ウキ釣りに憧れがありました。
いかにも釣りをしているというスタイルがよかったのです。
自分のしている穴釣りが,マンガや釣りの本にに出てくることはありません。
本に載っているウキ釣りを,わくわくしながら読みました。
こんな釣り方をしてみたいと思ったのです。
けれども,近所の釣り場で,ウキ釣りができるところはありません。
ウキ釣りの思い出について話したいと思います。
1 ウキ釣りといえばウミタナゴ
小学生の時のメイン釣り場は,近所の防波堤でした。
ウキ釣りでねらえるターゲットといえば,ウミタナゴです。
釣りの解説書には,海釣りの基本としてよく載っています。
なので,取りあえず挑戦してみました。
釣り竿は裏山から切り出した竹です。たぶん3メートルぐらいだったでしょう。
エサは当時スナエビといっていた,砂浜の波打ち際で採れた小さなムシ。
今考えれば,カニやエビの幼生だったと思います。
それを防波堤の先から投げ入れました。
当時,マキエの代わりに砂をまいていました。
キラキラ光って落ちるので,魚を集める効果が少しはあったのでしょう。
しばらく待ってみましたが,ウキは少しも沈みません。
まったく釣れませんでした。
2 ウミタナゴを釣るには
ウミタナゴ釣りをしている時,近くおじさんの竿が大きく曲がりました。
ぐんぐんと竿先が何度も引き込まれています。
釣り上げられた魚は大きなマルタナゴでした。マルタナゴとはまるまる太った大きなウミタナゴの通称です。
うらやましくてじいっと見ていました。
おじさんが使っていたのはリール竿,仕掛けを10メートル位い先に飛ばしていました。
一緒に来たらしい人に向けて,遠くに入れたら釣れた,ということを話していました。
なるほど,分かりました。
こちらから見えない魚は釣れる。見える魚は釣れない。
こういうことです。
私の竿で届くくらいの,防波堤近くを泳いでいる魚は,エサを見切っているのでしょう。
釣り格言「見えてる魚は釣れない」とは,よくいったものです。
そこでリール竿を用意して,とはなりませんでした。
そもそもそれに向いている竿をもっていません。
そして,これが一番大事な点ですが,リール竿を使ったウキ釣りは,自分がしたいことではなかったのです。

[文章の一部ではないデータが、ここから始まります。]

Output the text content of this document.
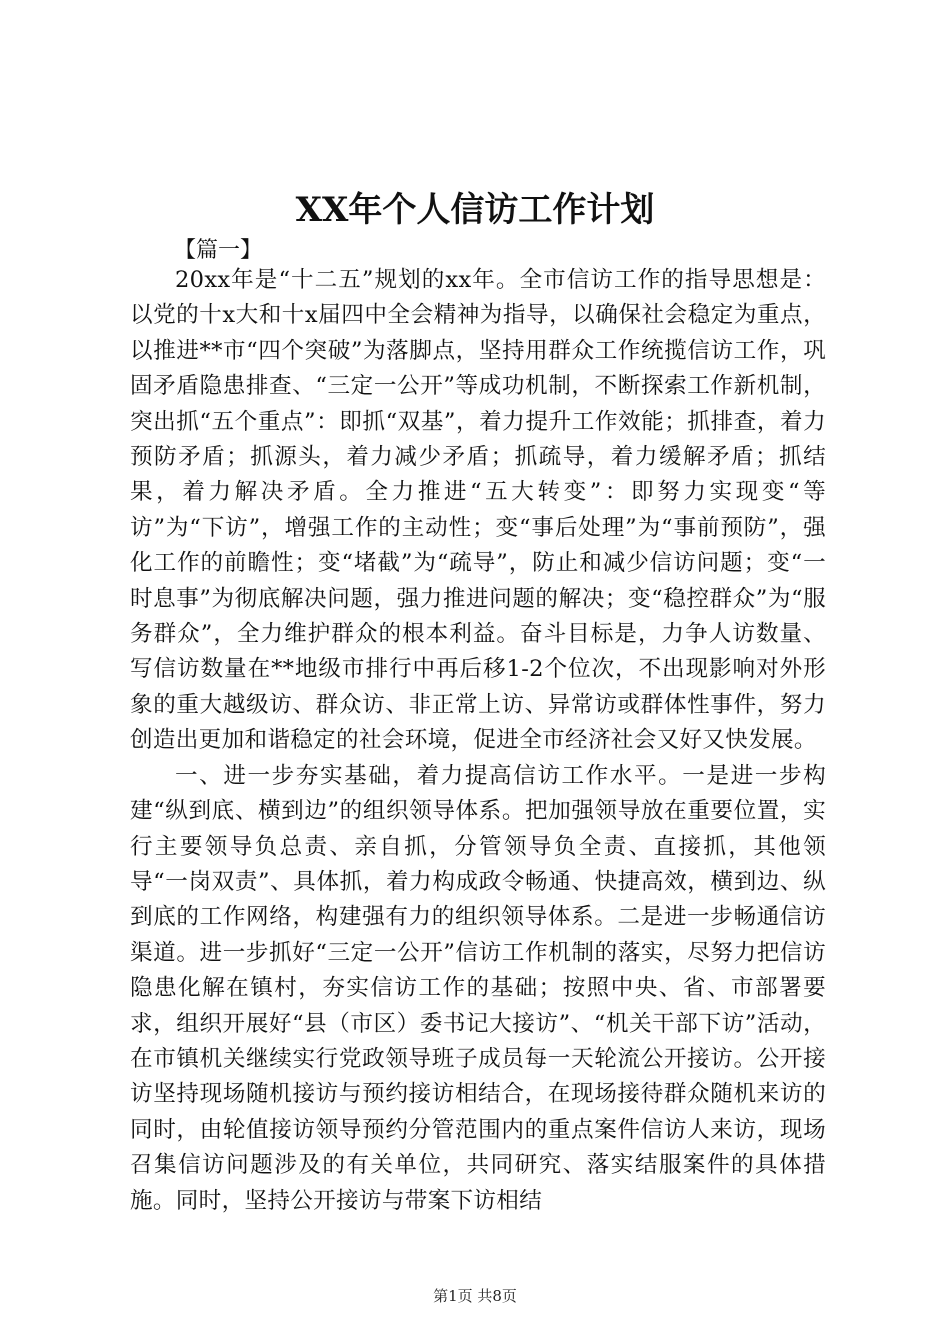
XX年个人信访工作计划
【篇一】

20xx年是“十二五”规划的xx年。全市信访工作的指导思想是：以党的十x大和十x届四中全会精神为指导，以确保社会稳定为重点，以推进**市“四个突破”为落脚点，坚持用群众工作统揽信访工作，巩固矛盾隐患排查、“三定一公开”等成功机制，不断探索工作新机制，突出抓“五个重点”：即抓“双基”，着力提升工作效能；抓排查，着力预防矛盾；抓源头，着力减少矛盾；抓疏导，着力缓解矛盾；抓结果，着力解决矛盾。全力推进“五大转变”：即努力实现变“等访”为“下访”，增强工作的主动性；变“事后处理”为“事前预防”，强化工作的前瞻性；变“堵截”为“疏导”，防止和减少信访问题；变“一时息事”为彻底解决问题，强力推进问题的解决；变“稳控群众”为“服务群众”，全力维护群众的根本利益。奋斗目标是，力争人访数量、写信访数量在**地级市排行中再后移1-2个位次，不出现影响对外形象的重大越级访、群众访、非正常上访、异常访或群体性事件，努力创造出更加和谐稳定的社会环境，促进全市经济社会又好又快发展。

一、进一步夯实基础，着力提高信访工作水平。一是进一步构建“纵到底、横到边”的组织领导体系。把加强领导放在重要位置，实行主要领导负总责、亲自抓，分管领导负全责、直接抓，其他领导“一岗双责”、具体抓，着力构成政令畅通、快捷高效，横到边、纵到底的工作网络，构建强有力的组织领导体系。二是进一步畅通信访渠道。进一步抓好“三定一公开”信访工作机制的落实，尽努力把信访隐患化解在镇村，夯实信访工作的基础；按照中央、省、市部署要求，组织开展好“县（市区）委书记大接访”、“机关干部下访”活动，在市镇机关继续实行党政领导班子成员每一天轮流公开接访。公开接访坚持现场随机接访与预约接访相结合，在现场接待群众随机来访的同时，由轮值接访领导预约分管范围内的重点案件信访人来访，现场召集信访问题涉及的有关单位，共同研究、落实结服案件的具体措施。同时，坚持公开接访与带案下访相结

第1页 共8页
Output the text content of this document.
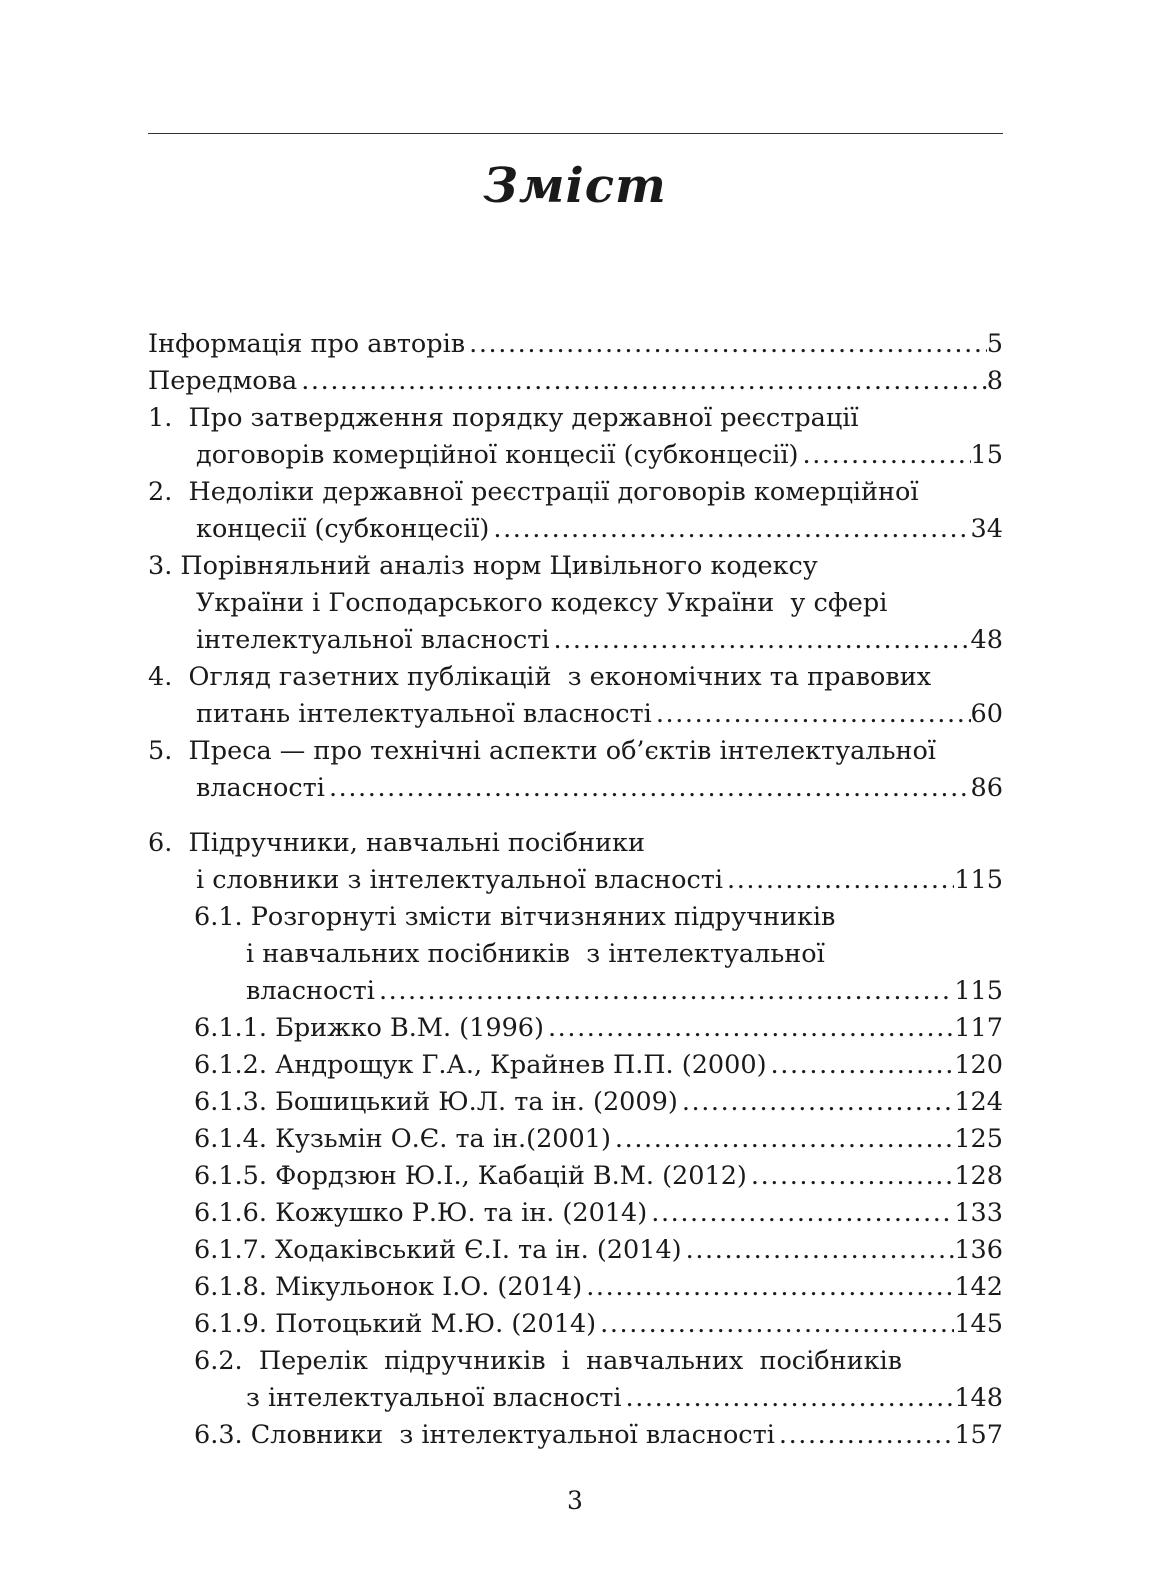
Зміст
Інформація про авторів .....	5
Передмова .....	8
1.  Про затвердження порядку державної реєстрації
договорів комерційної концесії (субконцесії) .....	15
2.  Недоліки державної реєстрації договорів комерційної
концесії (субконцесії) .....	34
3. Порівняльний аналіз норм Цивільного кодексу
України і Господарського кодексу України  у сфері
інтелектуальної власності .....	48
4.  Огляд газетних публікацій  з економічних та правових
питань інтелектуальної власності .....	60
5.  Преса — про технічні аспекти об’єктів інтелектуальної
власності .....	86
6.  Підручники, навчальні посібники
і словники з інтелектуальної власності .....	115
6.1. Розгорнуті змісти вітчизняних підручників
і навчальних посібників  з інтелектуальної
власності .....	115
6.1.1. Брижко В.М. (1996) .....	117
6.1.2. Андрощук Г.А., Крайнев П.П. (2000) .....	120
6.1.3. Бошицький Ю.Л. та ін. (2009) .....	124
6.1.4. Кузьмін О.Є. та ін.(2001) .....	125
6.1.5. Фордзюн Ю.І., Кабацій В.М. (2012) .....	128
6.1.6. Кожушко Р.Ю. та ін. (2014) .....	133
6.1.7. Ходаківський Є.І. та ін. (2014) .....	136
6.1.8. Мікульонок І.О. (2014) .....	142
6.1.9. Потоцький М.Ю. (2014) .....	145
6.2.  Перелік  підручників  і  навчальних  посібників
з інтелектуальної власності .....	148
6.3. Словники  з інтелектуальної власності .....	157
3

本の中で描かれていたように,のべ竿でのウキ釣りがしたかったのです。
何回かチャレンジしたのですが,この釣り方ではウミタナゴは釣れませんでした。
まちがってメバルが釣れたことはありました。まあ,それはそれでうれしかったのですけど。
偶然,見えるウミタナゴを釣ったことがあります。
別の魚をねらって,サビキ釣りをしていた時のことです。
水中で上下するサビキを追いかける魚が見えました。
クンクンと手応えがあり,竿を上げると小さい魚がついています。
驚いたことに,この小さな魚はウミタナゴでした。
続けると立て続けにウミタナゴが釣れました。
考えてみると,食欲に訴える待ちの釣りでは釣れないのだけれど,こちらから誘いかける方法だと釣れるようです。
でも,釣れたからよかったとはなりませんでした。
私がしたかったのは,ウミタナゴ釣りではありません。
ウキ釣りがしたかったのです。
3 理想はほどほどに
後年,ヘラブナ釣りをしたことで,ウキ釣りの夢はかなうのですが,これは夢と現実の折り合いをつけることに失敗した初めての経験だったと思うのです。
自分の頭の中でこうしたい,という理想を持ちます。
それと近い形で,実現するとします。
でも,それに満足することはありません。
また,理想を追いかけていきます。
求道家といえなくもないですが,こんなことをしていて理想に追いつくことはないでしょう。ほどほどが大事と思います。
と思っていても,知識として知ってやってみたいことは,まだいくつもあるのですが。